Court Opinion

ID: 9711239
Source: CourtListenerOpinion
Date Created: 2023-08-26 04:27:19.923516+00
Date Added: 2024-06-11T18:23:03.100571
License: Public Domain

SULLIVAN, Judge,
concurring in part and dissenting in part.
I respectfully disagree with the majority’s statement that the test as to whether co-employees are “in the same employ” is solely whether the defendant employee could obtain compensation benefits. See Thiellen v. Graves (1988) 2d Dist.Ind.App., 530 N.E.2d 765.
More importantly, however, I disagree that Louis’ consortium claim is barred solely because Barbara was acting in the course of her employment. The summary judgment in favor of Barbara is not correct unless the court correctly applied the law to the facts. In my view the legal inquiry is not ended with a determination of Barbara’s “in the course of employment” status. See Rosander v. Copco Steel & Engineering Co. (1982) 3d Dist.Ind.App., 429 N.E.2d 990.
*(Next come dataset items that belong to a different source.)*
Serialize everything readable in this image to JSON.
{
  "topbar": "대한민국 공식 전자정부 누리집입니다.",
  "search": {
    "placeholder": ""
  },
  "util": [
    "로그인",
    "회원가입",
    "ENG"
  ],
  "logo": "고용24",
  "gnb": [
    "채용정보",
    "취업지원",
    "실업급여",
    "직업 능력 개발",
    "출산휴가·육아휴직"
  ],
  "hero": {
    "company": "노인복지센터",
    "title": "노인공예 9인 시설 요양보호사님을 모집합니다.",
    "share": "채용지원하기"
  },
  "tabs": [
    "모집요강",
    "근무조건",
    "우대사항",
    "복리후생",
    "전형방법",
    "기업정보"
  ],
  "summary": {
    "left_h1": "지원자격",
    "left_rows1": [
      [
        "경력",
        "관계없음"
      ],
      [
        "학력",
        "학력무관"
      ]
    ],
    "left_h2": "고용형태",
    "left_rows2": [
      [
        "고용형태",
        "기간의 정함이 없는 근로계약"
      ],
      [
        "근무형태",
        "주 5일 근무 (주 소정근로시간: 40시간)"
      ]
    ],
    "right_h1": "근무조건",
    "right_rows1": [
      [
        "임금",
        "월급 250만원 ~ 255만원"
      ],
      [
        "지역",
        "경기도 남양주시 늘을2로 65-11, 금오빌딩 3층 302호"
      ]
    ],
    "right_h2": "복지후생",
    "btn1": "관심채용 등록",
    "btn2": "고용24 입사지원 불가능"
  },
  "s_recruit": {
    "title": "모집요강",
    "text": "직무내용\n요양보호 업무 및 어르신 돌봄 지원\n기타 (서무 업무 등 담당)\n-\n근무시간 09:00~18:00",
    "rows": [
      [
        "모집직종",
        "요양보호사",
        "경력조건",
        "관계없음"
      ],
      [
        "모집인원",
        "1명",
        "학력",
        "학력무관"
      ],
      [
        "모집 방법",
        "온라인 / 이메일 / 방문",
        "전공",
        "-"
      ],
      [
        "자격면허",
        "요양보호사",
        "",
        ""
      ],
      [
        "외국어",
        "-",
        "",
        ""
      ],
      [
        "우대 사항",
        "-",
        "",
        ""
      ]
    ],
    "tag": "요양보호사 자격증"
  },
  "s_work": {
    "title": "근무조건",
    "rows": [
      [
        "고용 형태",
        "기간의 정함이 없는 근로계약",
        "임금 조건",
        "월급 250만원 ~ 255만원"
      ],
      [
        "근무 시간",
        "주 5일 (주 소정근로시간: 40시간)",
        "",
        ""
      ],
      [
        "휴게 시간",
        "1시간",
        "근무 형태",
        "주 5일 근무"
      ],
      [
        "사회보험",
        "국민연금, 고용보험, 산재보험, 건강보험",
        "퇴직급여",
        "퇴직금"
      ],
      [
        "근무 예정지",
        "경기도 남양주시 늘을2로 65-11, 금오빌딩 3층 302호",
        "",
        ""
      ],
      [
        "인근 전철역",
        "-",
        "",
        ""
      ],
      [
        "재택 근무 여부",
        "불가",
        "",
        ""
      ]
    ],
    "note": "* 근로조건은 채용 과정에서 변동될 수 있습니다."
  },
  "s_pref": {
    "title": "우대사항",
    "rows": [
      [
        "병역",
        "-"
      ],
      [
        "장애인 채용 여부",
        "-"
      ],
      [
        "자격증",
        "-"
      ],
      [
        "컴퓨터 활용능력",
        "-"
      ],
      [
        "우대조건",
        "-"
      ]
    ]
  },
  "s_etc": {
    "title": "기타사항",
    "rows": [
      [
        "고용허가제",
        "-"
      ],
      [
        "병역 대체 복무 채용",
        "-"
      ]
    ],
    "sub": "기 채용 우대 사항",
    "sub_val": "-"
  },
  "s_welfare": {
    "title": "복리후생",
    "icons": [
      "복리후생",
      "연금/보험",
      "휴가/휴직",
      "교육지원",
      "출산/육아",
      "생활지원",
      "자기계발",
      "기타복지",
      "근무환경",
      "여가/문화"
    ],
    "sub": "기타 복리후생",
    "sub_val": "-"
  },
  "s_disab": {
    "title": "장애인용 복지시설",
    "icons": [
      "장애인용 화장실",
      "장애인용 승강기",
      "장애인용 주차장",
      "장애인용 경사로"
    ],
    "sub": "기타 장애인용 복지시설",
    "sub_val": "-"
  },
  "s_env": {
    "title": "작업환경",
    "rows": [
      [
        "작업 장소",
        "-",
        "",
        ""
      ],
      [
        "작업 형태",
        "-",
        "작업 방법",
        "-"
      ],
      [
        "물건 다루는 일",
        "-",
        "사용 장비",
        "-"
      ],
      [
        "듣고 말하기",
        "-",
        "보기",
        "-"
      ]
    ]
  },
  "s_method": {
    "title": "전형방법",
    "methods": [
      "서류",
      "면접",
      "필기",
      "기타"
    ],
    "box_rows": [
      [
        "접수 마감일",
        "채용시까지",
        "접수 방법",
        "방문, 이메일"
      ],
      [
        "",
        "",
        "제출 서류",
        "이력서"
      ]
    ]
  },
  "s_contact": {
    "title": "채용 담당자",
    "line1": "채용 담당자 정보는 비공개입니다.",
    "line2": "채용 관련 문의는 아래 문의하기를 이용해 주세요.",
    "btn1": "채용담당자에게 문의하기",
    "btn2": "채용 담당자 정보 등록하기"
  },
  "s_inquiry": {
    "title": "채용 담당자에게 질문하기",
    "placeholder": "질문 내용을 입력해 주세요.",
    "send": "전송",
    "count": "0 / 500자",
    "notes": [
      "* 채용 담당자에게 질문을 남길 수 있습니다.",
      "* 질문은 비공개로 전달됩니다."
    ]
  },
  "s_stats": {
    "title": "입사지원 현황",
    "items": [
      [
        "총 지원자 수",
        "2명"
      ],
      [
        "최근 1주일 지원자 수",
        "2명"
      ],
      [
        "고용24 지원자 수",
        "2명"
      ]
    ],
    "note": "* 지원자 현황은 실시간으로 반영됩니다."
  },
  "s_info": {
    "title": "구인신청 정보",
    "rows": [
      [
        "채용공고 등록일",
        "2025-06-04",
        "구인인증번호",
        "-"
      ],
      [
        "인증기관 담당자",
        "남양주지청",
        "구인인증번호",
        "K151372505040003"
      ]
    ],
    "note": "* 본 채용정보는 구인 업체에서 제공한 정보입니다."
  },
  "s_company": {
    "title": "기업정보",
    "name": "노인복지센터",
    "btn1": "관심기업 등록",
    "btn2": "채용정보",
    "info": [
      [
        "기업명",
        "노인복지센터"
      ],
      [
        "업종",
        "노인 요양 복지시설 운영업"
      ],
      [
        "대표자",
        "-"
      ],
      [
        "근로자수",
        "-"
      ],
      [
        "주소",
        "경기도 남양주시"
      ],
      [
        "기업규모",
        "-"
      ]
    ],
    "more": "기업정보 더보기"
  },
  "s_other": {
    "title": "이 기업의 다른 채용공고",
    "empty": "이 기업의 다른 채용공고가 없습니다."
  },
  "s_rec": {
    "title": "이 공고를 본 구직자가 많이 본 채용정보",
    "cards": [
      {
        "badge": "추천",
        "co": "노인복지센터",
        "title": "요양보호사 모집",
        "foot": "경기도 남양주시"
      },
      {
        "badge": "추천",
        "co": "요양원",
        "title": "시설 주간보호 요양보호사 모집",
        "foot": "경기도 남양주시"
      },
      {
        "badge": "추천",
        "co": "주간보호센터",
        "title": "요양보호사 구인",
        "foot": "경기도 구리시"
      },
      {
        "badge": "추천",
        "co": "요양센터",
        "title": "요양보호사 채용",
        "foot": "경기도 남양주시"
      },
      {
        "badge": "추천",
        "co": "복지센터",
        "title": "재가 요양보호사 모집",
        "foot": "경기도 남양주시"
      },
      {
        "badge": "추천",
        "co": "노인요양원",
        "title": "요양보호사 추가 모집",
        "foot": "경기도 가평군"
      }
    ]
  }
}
Rosander has been criticized for stating that a consortium claim is a derivative, rather than an independent claim. Mead, Torts, 1982 Survey of Recent Developments in Indiana Law, 16 Ind.L.Rev. 377, 398 (1983). Nevertheless, the holding of the Third District is that the consortium claim was not barred by the recovery of workers compensation from the claimant’s employer, nor by a release executed by the injúred employee in favor of the employer of the individual who caused the injury.
In short, if the consortium claim is in law a claim independent of the claim made by the injured employee it is not barred by the fact that a co-employee was in the course and scope of his employment when he caused the injury.
I fully concur with the treatment under Part II.